Gordon, the largest flash memory-based computer on the planet, was officially launched at a ceremony that took place on Monday at the San Diego Supercomputer Center (SDSC). Two years in the making, and backed by a $20 million Track 2 grant from the National Science Foundation (NSF), Gordon represents the first really big purpose-built supercomputer for data-intensive applications.
Mark Seager, formerly of Lawrence Livermore National Laboratory and now Intel’s CTO for the HPC Ecosystems group, spoke at the event, saying that the data-intensive technologies that are being pioneered in Gordon are destined to make their way into the wider enterprise market. But, he noted, they have special relevance to the HPC community. “We see big data as a new frontier in high performance computing,” said Seager.
The intention of SDSC and the NSF is to draw in data-intensive science codes that have never had a platform this size to push the envelope. This is particularly true of in genomics, an application set that was foremost in the minds of the system engineers when the machine was being designed. Genomics is the classic “big data” science problem, and is the one most frequently cited in HPC circles as suffering from the data deluge crisis. Other application areas like graph problems, geophysics, financial market analytics, and data mining are also expected to be important domains for Gordon.
Hardware-wise, the system is a souped-up Appro HPC cluster, using the vendor’s third-generation Xtreme-X architecture and outfitted with Intel’s new 22nm “Sandy Bridge” Xeon E5 CPUs (which, by the way, are still are not generally available). Consisting of 1,024 dual-socket, nodes with 64 GB of DDR3 memory, Gordon delivers a peak performance of 280 teraflops. That’s not exactly top tier computing in the petascale age, however it was enough to earn the system 48th place on the latest TOP500 list.
But it’s the flash memory set-up that makes Gordon a data monster. The system is outfitted with over 300 TB of Intel solid state disks, spread over 64 “I/O nodes.” According to SDSC director Mike Norman, that’s enough flash capacity to store the entire Netflix movie catalog three times over. It’s also enough to hold 100,000 human genomes, which is probably bigger than that particular data set as it exists today.

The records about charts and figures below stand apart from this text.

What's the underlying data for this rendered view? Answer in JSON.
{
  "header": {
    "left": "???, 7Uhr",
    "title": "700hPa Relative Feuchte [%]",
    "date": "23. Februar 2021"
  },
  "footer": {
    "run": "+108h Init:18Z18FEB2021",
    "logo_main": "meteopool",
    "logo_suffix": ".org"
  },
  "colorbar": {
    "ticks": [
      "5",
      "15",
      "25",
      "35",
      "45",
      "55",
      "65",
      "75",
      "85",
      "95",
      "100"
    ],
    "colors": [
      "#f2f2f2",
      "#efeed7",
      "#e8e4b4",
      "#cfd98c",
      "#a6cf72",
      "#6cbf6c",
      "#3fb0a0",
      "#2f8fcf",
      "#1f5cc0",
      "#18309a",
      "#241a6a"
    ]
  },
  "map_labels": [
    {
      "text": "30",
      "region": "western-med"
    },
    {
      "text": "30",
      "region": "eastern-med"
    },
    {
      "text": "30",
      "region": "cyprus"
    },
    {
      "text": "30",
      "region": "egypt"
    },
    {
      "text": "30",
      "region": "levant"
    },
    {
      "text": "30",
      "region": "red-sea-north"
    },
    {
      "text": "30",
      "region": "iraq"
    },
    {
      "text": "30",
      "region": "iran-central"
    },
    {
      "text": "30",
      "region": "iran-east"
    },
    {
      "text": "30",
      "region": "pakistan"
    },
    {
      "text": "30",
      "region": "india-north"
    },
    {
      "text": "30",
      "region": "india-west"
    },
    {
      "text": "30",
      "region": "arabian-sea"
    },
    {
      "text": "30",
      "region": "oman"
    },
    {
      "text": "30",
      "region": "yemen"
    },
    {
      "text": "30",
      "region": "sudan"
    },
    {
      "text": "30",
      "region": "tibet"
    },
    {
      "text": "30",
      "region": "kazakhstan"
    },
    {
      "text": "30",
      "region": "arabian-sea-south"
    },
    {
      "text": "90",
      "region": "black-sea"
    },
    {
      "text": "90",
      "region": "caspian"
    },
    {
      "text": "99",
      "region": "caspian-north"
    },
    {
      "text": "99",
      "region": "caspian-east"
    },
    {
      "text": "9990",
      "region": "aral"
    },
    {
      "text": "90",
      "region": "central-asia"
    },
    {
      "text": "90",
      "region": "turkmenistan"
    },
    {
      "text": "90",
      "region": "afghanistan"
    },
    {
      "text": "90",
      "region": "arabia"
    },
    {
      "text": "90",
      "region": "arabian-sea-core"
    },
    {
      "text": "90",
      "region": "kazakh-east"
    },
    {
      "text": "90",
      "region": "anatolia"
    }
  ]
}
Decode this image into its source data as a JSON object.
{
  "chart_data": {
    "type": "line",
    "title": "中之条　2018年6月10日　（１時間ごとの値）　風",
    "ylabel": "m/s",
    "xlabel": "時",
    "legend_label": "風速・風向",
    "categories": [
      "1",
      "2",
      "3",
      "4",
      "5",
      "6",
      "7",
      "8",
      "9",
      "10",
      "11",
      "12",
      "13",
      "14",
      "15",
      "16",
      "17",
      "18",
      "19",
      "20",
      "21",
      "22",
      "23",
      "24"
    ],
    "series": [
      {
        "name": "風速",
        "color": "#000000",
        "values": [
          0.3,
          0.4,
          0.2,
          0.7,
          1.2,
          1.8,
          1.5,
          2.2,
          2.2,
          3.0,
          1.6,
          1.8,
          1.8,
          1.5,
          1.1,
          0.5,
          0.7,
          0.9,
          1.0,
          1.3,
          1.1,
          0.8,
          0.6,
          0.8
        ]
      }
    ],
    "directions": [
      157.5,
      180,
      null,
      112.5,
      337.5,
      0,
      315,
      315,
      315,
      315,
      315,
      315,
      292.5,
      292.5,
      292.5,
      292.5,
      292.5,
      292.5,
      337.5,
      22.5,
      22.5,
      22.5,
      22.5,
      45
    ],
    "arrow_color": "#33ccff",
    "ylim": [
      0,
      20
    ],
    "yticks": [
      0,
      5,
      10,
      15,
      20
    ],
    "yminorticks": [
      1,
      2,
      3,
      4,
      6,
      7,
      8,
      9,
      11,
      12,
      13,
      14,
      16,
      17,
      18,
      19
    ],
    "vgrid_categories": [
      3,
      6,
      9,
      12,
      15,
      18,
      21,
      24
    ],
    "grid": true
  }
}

More impressive is the aggregate IOPS performance of the machine. At the ceremony on Monday, Norman cranked up all 64 I/O nodes, demonstrating a peak output of 36 million IOPS. At that rate, you could download 220 movies per second.
The other unique aspect to Gordon is its use of ScaleMP’s “Versatile SMP” (vSMP) technology. It allows users to run large-memory applications on what they call a “supernode” — an aggregation of 32 Gordon servers and two I/O servers, providing access to 512 cores, 2 TB of RAM and 9.6 TB of flash. To a program running on a supernode, the hardware behaves as a big cache coherent server. As many as 32 of these supernodes can be carved from the machine at one time. According to ScaleMP founder and CEO Shai Fultheim, Gordon is the largest system in the world that is deployed with its technology.
The flash device being employed is Intel’s new iSolid-State Drive 710, which was launched in September at the Intel Developer Forum in San Francisco. The 710 uses Intel’s High Endurance Technology (HET), which is the chipmaker’s version of enterprise multi-level cell (eMLC) flash memory that other flash vendors are now offering. Like eMLC, the HET flash features the performance and resiliency of single-level cell (SLC) flash, but at a much lower cost. SDSC also developed its own flash device drivers to maximize performance of the SSD gear.
Inserting this much flash memory into a supercomputer had never been attempted before, and this aspect was probably the biggest risk for the project. When they began the Gordon effort two years ago, flash memory was just starting to make its way into enterprise storage and was an expensive and unproven technology. The $20 million in funding for a flashed-laden supercomputer was predicated on projections that the cost and density of NAND memory would make a multi-hundred terabyte SSD deployment feasible by 2011.
That more or less turned out to be the case, but the global recession and the meteoric rise of smartphones and other mobile computing devices over the last couple of years spiked the price flash memory as supplies dwindled. The recent commercialization of enterprise-capable MLC flash, as in the Intel SSDs, turned out to be something of a gift for Gordon, allowing SDSC to increase the initial flash capacity of 256 TB to more than 300 TB.
SDSC was also somewhat fortunate to have found a willing partner in Appro, a tier 2 system vendor that was prepared to build a rather unconventional HPC cluster. According to SDSC associate director Allan Snavely, they approached both IBM and Cray about taking on Gordon, but both vendors essentially said they were unwilling to tweak their product roadmaps for a single $20 million contract. Appro, of course, is hoping Gordon is not a one-off machine.
Although the system was officially launched on Monday, it is currently undergoing acceptance testing and is expected to be available for production use by XSEDE users on January 1.